L’ottica smart dell’energia digitale che consente di rimanere in contatto con il consumatore finale 24/24h e di ottenere un monitoraggio completo dell’energia, passando dalle prestazioni ai processi aziendali. È molto importante anche l’evoluzione del mobile. Passiamo la maggior parte della giornata vedendo il nostro smartphone, per questo l’attuazione di una strategia da parte del fornitore da un punto di vista mobile risulta essere imprescindibile. Poter consultare la propria bolletta come poter gestire il proprio piano di abbonamento attraverso un canale digitale a portata di mano è un aspetto a cui il consumatore tiene molto. La nuova sfida per i fornitori sarà quella di stare al passo con le nuove tecnologie cercando di renderle sempre di più parte integrante di un sistema complesso come il mercato energetico in modo da diventare un vero fornitore digitale.

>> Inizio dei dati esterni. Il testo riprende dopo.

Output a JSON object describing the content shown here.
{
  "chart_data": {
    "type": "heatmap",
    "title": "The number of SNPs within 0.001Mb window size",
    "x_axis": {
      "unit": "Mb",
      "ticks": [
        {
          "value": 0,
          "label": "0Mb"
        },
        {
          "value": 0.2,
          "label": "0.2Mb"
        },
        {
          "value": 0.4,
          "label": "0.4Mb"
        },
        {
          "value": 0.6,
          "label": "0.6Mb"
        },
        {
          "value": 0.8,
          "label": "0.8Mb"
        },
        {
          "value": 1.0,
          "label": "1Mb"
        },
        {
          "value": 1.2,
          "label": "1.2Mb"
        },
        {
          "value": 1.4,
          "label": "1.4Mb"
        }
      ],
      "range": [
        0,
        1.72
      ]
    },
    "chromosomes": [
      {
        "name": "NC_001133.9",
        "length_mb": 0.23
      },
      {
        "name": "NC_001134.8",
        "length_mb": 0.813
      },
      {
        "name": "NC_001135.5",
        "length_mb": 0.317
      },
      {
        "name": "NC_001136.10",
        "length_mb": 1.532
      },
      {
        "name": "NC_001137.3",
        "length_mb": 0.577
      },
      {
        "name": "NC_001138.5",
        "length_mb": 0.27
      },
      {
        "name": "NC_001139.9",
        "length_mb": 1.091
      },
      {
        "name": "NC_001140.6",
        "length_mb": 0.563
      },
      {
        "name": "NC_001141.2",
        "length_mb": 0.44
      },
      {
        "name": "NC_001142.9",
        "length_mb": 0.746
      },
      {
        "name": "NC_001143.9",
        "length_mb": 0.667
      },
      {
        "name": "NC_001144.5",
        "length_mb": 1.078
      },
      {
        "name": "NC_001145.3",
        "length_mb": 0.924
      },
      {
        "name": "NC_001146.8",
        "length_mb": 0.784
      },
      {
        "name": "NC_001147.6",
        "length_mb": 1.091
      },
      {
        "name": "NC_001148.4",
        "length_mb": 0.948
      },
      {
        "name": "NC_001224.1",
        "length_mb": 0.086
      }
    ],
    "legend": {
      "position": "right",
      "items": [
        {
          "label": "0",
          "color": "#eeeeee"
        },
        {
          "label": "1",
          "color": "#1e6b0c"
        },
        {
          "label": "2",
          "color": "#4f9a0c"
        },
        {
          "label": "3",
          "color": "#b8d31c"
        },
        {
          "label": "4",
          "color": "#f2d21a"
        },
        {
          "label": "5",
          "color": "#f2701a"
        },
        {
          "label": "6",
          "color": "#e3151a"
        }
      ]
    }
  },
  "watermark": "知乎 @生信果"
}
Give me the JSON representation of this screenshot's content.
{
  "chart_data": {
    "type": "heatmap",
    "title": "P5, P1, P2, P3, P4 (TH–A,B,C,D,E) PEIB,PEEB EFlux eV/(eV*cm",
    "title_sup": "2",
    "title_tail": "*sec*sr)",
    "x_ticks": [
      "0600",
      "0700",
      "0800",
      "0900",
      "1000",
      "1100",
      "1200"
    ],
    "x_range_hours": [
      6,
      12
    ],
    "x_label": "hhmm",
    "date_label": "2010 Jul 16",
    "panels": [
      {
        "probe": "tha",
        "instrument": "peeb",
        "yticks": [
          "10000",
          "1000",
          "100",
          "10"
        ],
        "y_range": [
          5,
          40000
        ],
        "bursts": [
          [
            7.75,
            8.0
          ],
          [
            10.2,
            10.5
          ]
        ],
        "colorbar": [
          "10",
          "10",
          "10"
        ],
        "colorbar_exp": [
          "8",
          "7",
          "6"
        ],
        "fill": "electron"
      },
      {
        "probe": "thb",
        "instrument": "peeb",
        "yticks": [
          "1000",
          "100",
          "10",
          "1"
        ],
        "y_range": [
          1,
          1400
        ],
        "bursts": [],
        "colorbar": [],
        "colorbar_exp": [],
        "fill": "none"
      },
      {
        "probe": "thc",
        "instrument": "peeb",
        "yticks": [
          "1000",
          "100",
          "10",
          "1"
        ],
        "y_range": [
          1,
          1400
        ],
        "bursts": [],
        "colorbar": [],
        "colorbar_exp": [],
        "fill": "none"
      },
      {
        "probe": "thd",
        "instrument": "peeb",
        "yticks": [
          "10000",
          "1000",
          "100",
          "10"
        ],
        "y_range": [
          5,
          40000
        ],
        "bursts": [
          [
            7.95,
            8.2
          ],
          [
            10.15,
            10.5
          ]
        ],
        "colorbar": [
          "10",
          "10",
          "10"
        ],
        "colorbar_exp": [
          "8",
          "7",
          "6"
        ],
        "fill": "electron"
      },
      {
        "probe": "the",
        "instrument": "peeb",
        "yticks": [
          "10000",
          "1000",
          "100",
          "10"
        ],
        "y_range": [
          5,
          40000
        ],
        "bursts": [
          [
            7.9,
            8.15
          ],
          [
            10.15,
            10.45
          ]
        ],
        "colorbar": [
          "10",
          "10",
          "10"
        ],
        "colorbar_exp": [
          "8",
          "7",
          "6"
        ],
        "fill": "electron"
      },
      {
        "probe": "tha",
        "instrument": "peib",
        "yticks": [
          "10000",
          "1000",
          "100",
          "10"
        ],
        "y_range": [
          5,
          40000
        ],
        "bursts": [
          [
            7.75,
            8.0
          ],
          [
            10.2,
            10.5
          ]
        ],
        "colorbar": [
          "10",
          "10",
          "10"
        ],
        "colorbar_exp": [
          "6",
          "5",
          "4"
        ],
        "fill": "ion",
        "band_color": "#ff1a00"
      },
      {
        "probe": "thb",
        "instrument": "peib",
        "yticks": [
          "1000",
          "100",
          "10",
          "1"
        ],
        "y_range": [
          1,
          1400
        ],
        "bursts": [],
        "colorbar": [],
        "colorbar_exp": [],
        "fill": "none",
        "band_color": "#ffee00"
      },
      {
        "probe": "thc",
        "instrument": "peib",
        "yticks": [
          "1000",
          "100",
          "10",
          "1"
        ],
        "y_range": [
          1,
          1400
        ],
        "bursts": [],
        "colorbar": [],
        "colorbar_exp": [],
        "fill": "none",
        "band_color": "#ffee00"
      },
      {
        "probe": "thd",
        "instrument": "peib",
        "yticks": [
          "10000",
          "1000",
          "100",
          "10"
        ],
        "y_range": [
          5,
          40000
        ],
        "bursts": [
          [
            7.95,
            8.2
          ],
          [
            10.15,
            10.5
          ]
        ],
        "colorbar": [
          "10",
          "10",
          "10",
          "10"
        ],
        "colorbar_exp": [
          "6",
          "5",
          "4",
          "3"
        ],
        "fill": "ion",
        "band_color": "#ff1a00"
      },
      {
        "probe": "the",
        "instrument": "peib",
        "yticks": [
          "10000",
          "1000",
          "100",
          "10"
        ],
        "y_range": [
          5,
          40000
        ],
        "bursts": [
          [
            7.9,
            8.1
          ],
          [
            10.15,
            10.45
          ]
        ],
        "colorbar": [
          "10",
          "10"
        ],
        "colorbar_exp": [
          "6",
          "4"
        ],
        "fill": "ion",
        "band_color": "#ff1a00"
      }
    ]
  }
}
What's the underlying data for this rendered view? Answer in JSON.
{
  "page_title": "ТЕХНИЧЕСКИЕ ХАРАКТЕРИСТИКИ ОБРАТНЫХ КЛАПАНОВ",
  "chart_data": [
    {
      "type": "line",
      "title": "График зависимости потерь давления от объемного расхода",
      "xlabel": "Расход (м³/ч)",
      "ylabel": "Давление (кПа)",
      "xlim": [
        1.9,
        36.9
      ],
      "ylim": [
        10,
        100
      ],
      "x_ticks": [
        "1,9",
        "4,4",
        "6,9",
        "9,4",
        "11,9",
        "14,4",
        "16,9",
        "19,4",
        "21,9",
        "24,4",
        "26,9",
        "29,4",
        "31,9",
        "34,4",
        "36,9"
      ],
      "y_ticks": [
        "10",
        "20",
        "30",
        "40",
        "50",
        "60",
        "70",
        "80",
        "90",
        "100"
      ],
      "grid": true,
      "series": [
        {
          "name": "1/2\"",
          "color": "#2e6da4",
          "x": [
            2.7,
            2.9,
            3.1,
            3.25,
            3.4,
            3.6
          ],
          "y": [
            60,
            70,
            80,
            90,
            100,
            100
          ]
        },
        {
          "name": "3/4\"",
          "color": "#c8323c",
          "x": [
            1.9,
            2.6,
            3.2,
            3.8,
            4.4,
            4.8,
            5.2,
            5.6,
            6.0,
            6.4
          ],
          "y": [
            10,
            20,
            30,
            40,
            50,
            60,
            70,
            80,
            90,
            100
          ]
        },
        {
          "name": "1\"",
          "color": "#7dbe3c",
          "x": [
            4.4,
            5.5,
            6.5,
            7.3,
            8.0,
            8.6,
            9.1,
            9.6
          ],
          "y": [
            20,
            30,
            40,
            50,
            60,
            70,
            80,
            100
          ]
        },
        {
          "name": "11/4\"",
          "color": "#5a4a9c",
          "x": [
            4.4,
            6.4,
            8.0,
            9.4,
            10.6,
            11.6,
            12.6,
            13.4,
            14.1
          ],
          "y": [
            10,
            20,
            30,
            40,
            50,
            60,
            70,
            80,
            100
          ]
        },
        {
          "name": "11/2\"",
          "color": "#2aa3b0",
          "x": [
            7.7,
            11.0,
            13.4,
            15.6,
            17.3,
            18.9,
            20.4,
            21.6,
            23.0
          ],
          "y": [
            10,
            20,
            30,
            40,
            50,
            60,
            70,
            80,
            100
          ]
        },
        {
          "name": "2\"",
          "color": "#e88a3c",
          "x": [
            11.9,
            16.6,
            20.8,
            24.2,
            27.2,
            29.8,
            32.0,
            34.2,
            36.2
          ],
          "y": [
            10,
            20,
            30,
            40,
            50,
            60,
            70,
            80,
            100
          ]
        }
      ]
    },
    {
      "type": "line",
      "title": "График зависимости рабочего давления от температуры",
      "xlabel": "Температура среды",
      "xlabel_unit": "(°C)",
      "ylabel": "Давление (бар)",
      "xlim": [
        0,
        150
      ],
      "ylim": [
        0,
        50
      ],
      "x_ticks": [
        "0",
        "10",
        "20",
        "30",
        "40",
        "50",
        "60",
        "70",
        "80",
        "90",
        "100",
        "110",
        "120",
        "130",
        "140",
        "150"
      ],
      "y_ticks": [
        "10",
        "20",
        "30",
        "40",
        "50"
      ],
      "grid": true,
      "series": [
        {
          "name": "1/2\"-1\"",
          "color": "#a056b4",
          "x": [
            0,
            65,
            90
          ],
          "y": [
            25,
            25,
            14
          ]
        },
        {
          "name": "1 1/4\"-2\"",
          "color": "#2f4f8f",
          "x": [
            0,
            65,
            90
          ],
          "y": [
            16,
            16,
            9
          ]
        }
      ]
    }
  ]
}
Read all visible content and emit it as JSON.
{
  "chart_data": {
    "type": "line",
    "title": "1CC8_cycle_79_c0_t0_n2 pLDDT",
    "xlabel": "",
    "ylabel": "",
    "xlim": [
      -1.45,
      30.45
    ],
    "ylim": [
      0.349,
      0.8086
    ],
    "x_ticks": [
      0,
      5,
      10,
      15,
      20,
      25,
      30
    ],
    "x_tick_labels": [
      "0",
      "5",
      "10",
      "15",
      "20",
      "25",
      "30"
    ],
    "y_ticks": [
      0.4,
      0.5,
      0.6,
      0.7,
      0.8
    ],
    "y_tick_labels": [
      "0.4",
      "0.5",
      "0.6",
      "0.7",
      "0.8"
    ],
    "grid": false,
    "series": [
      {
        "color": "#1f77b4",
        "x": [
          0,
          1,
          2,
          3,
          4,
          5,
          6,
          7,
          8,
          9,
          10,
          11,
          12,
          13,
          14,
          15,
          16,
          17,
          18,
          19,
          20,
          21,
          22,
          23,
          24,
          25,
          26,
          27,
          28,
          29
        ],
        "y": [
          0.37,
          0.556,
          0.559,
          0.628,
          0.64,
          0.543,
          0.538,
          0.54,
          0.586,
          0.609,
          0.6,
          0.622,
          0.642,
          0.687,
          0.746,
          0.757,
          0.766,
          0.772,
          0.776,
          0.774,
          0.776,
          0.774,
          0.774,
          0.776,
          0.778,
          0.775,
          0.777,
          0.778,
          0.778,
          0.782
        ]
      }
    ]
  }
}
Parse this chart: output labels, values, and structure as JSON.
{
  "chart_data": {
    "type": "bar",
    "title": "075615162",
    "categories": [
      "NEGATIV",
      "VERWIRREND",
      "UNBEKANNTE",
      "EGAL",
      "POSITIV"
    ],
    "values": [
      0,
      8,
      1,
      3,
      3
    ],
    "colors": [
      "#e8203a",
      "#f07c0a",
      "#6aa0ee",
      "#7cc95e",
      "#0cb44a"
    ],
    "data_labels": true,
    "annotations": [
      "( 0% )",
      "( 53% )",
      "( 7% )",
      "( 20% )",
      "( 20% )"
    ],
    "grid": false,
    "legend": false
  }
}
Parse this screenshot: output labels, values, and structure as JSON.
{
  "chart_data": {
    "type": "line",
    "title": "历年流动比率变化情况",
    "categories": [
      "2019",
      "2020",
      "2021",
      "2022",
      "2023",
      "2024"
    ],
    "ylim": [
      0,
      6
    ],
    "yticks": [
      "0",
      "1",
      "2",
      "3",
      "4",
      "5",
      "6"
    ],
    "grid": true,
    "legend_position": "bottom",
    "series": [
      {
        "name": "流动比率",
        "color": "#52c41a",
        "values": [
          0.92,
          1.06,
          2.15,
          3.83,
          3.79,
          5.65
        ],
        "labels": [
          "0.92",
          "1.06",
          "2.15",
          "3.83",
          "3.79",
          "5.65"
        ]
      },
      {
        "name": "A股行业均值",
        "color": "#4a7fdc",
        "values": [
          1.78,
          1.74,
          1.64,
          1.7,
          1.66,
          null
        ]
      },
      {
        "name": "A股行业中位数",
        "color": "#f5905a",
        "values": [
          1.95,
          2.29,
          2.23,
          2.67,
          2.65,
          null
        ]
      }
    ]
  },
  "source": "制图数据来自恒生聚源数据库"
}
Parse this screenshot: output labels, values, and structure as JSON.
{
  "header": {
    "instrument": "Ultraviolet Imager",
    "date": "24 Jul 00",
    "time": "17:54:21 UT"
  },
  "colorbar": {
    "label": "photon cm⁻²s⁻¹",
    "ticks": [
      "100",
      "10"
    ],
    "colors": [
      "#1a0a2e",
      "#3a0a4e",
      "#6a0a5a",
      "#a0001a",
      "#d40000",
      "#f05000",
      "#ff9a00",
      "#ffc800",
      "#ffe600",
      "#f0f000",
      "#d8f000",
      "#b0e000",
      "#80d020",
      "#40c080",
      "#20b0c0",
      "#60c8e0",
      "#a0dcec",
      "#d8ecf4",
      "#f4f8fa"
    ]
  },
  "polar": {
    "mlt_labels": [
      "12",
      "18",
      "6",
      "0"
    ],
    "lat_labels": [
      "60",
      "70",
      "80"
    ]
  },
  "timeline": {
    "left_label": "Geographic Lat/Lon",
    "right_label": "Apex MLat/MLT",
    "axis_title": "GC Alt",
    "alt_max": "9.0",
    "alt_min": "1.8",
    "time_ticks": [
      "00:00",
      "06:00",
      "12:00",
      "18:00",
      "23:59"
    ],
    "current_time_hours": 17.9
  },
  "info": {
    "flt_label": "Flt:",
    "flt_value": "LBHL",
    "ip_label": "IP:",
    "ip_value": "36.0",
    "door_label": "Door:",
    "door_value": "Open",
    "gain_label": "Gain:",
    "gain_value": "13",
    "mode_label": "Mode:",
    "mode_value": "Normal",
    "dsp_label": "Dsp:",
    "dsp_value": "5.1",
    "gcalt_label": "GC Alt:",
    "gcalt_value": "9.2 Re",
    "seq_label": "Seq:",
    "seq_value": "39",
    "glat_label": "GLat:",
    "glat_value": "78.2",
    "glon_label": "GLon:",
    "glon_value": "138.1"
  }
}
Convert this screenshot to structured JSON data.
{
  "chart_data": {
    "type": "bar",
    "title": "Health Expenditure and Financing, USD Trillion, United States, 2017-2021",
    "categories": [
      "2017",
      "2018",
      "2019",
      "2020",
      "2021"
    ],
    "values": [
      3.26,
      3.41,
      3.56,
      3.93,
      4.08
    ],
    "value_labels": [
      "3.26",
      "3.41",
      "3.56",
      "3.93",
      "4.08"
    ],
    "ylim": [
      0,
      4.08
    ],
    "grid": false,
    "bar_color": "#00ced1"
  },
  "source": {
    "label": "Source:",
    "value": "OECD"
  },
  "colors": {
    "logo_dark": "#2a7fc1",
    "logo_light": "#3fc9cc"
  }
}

Il futuro è digital sia per i fornitori di energia che per i consumatori. La domotica si sta insediando sempre di più nella abitazioni e grazie a queste tecnologie e alla scelta del fornitore adatto alle proprie esigenze, il risparmio è garantito.
Il primo vero vantaggio di un sistema di domotica senza fili è che non sono necessari lavori di muratura: tutti i componenti comunicano fra loro grazie alla tecnologia senza fili. Di conseguenza il secondo beneficio è l’abbattimento dei costi necessari per la predisposizione dell’impianto domotico, poiché consiste in un’installazione rapida e non invasiva. Con la domotica senza fili risulta tutto più facile. Se per esempio si deve traslocare e si ha quindi già lo stress di dover trasportare tutto l’arredamento e tutti gli elettrodomestici della vecchia abitazione, con essa non sarà necessario preventivare ed effettuare lavori invasi nella nuova casa.